Chatbots

MetaAI comes to WhatsApp, Instagram, and Facebook

MetaAI is now accessible across Meta’s social platforms, WhatsApp, Instagram, Messenger, and Facebook

Martin Crowley
April 19, 2024

Following the launch of Llama 3–Meta’s newest ‘most powerful’ large language model–Meta has announced that its AI chatbot, MetaAI (which is now powered by Llama 3), will now be accessible on its WhatsApp, Facebook, Instagram, and Messenger apps, across the following 12 new countries:

- Australia

- Canada

- Ghana

- Jamaica

- Malawi

- New Zealand

- Nigeria

- Pakistan

- Singapore

- South Africa

- Uganda

- Zambia

- Zimbabwe

Plus, it’s already available on Ray-Ban Meta smart glasses in the US and will be integrated into the Meta Quest VR headset over the coming months.

How to access MetaAI

Users can either access MetaAI via the search bar, within one-on-one or group chats, or on their feed, on all four platforms. Or, they can access it via a new, standalone site: meta.ai, where they can chat with the model, and save and view their conversations, like they can with ChatGPT and Google’s Gemini.

What can MetaAI do?

Users can ask MetaAI questions and it will surface relevant information from reels, posts, chats, and messages, as well as real-time search engine result summaries, as it’s powered by Google and Bing. For example, users could ask it for restaurant recommendations, concert listings, recipe suggestions, holiday itineraries, or help with exam studies.

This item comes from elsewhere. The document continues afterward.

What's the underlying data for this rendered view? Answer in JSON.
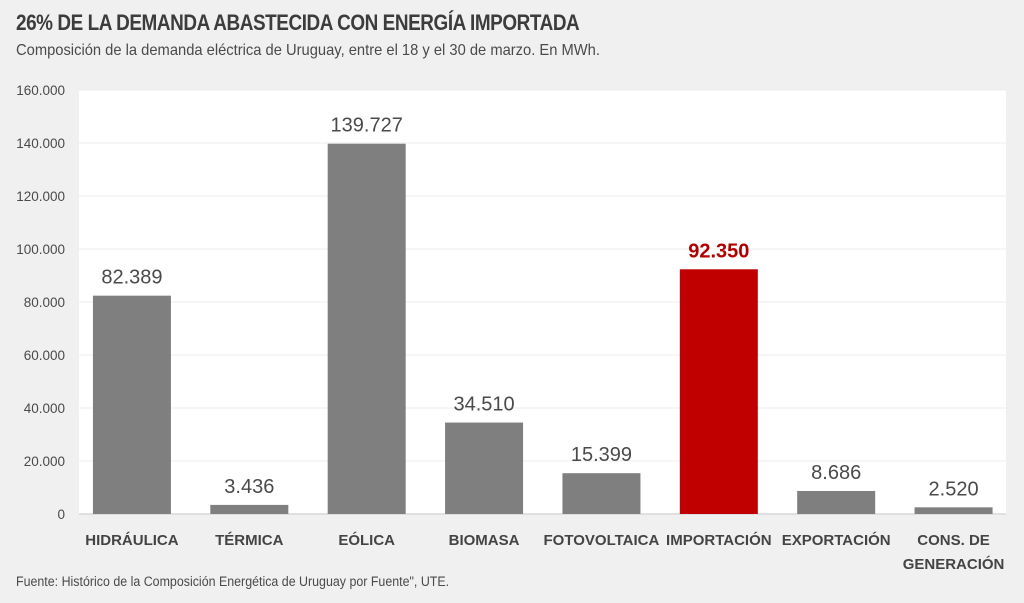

MetaAI also has a new image generation feature, called “Imagine” (currently in beta) which can create an image, in real-time, as a user is typing. It can also animate the image or turn it into a GIF.

Is MetaAI safe?

Llama 3 is reportedly smarter than its predecessor, with improved reasoning skills and a better ability to follow instructions, meaning MetaAI is capable of doing more human-like tasks than ever before.

Meta has also taken safety seriously with Llama 3, stating that they had stress-tested the model, refining, and training it not to discuss illicit or inflammatory topics relating to things like weapons or cyber-attacks. However, it has provided a disclaimer to this, expressing that “generative AI doesn't always get it right and could further spread misinformation or entrench biases.”

They’ve also openly declared that the model has been fine-tuned on information from its other services, along with data from user interactions with Meta AI. So, this means conversations with Meta AI might also be used to train the model in the future, with no apparent way to opt out, like you can with ChatGPT.